Primary Submission Category: Difference in Differences, Synthetic Control, Methods for Panel and Longitudinal Data
Semi-parametric Estimation Under a Stationarity Assumption With Applications to Quasi-Experimental Designs
Authors: Gary Hettinger,
Presenting Author: Gary Hettinger*
Semi-parametric causal inference typically relies on assumptions that connect causal estimands to directly observable data, enabling non-parametric estimation of nuisance functions and the construction of doubly robust estimators. However, many important problems such as positivity violations, transportability across populations, and controlled interrupted time series, require extrapolation beyond the observed data support, making fully non-parametric identification impossible. In these settings, part of the data-generating process must be specified parametrically, often through assumptions such as stationarity or stable trends, while other components remain non-parametrically estimable.
In this work, we formulate such problems as a semi-parametric estimation problem under required extrapolation and provide formal theory to what is done often implicitly in practice.

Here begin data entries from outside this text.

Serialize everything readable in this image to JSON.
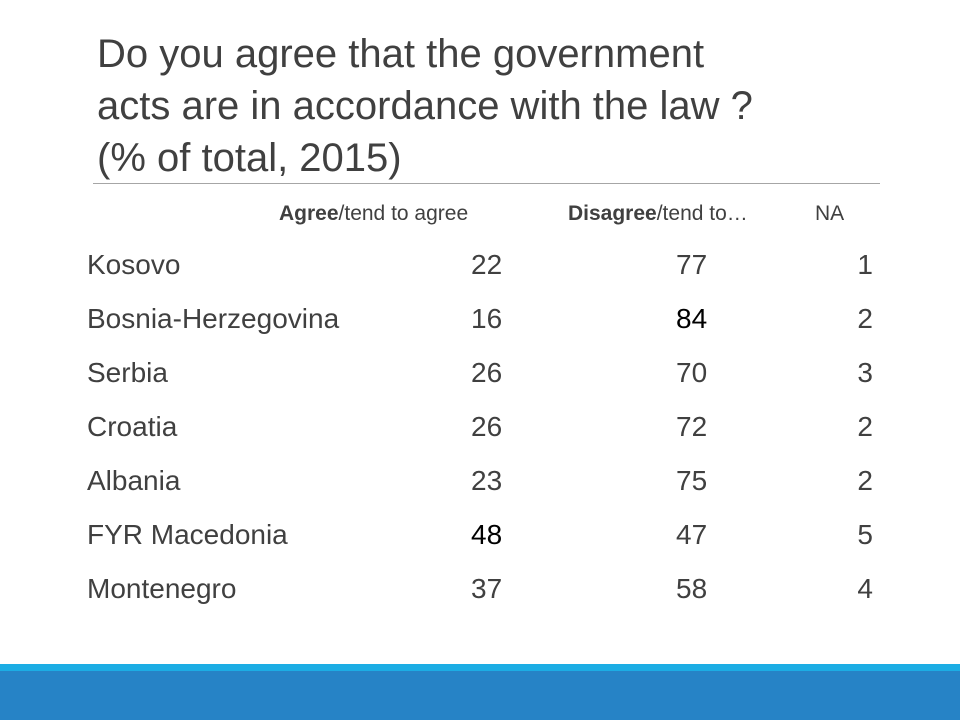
{
  "slide": {
    "title_lines": [
      "Do you agree that the government",
      "acts are in accordance with the law ?",
      "(% of total, 2015)"
    ]
  },
  "table": {
    "headers": {
      "agree_bold": "Agree",
      "agree_rest": "/tend to agree",
      "disagree_bold": "Disagree",
      "disagree_rest": "/tend to…",
      "na": "NA"
    },
    "rows": [
      {
        "country": "Kosovo",
        "agree": "22",
        "disagree": "77",
        "na": "1"
      },
      {
        "country": "Bosnia-Herzegovina",
        "agree": "16",
        "disagree": "84",
        "na": "2"
      },
      {
        "country": "Serbia",
        "agree": "26",
        "disagree": "70",
        "na": "3"
      },
      {
        "country": "Croatia",
        "agree": "26",
        "disagree": "72",
        "na": "2"
      },
      {
        "country": "Albania",
        "agree": "23",
        "disagree": "75",
        "na": "2"
      },
      {
        "country": "FYR Macedonia",
        "agree": "48",
        "disagree": "47",
        "na": "5"
      },
      {
        "country": "Montenegro",
        "agree": "37",
        "disagree": "58",
        "na": "4"
      }
    ]
  },
  "colors": {
    "text": "#404040",
    "band_light": "#1cade4",
    "band_dark": "#2683c6"
  }
}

Further, we propose a unified semi-parametric framework that separates parametric extrapolation components from nonparametric confounding mechanisms and characterize the resulting efficiency-robustness tradeoffs. The framework is illustrated via a controlled interrupted time series analysis evaluating a nutritional excise tax policy. Our results clarify attainable bounds on robustness and efficiency under extrapolation and provide practical guidance for causal inference in modern observational studies.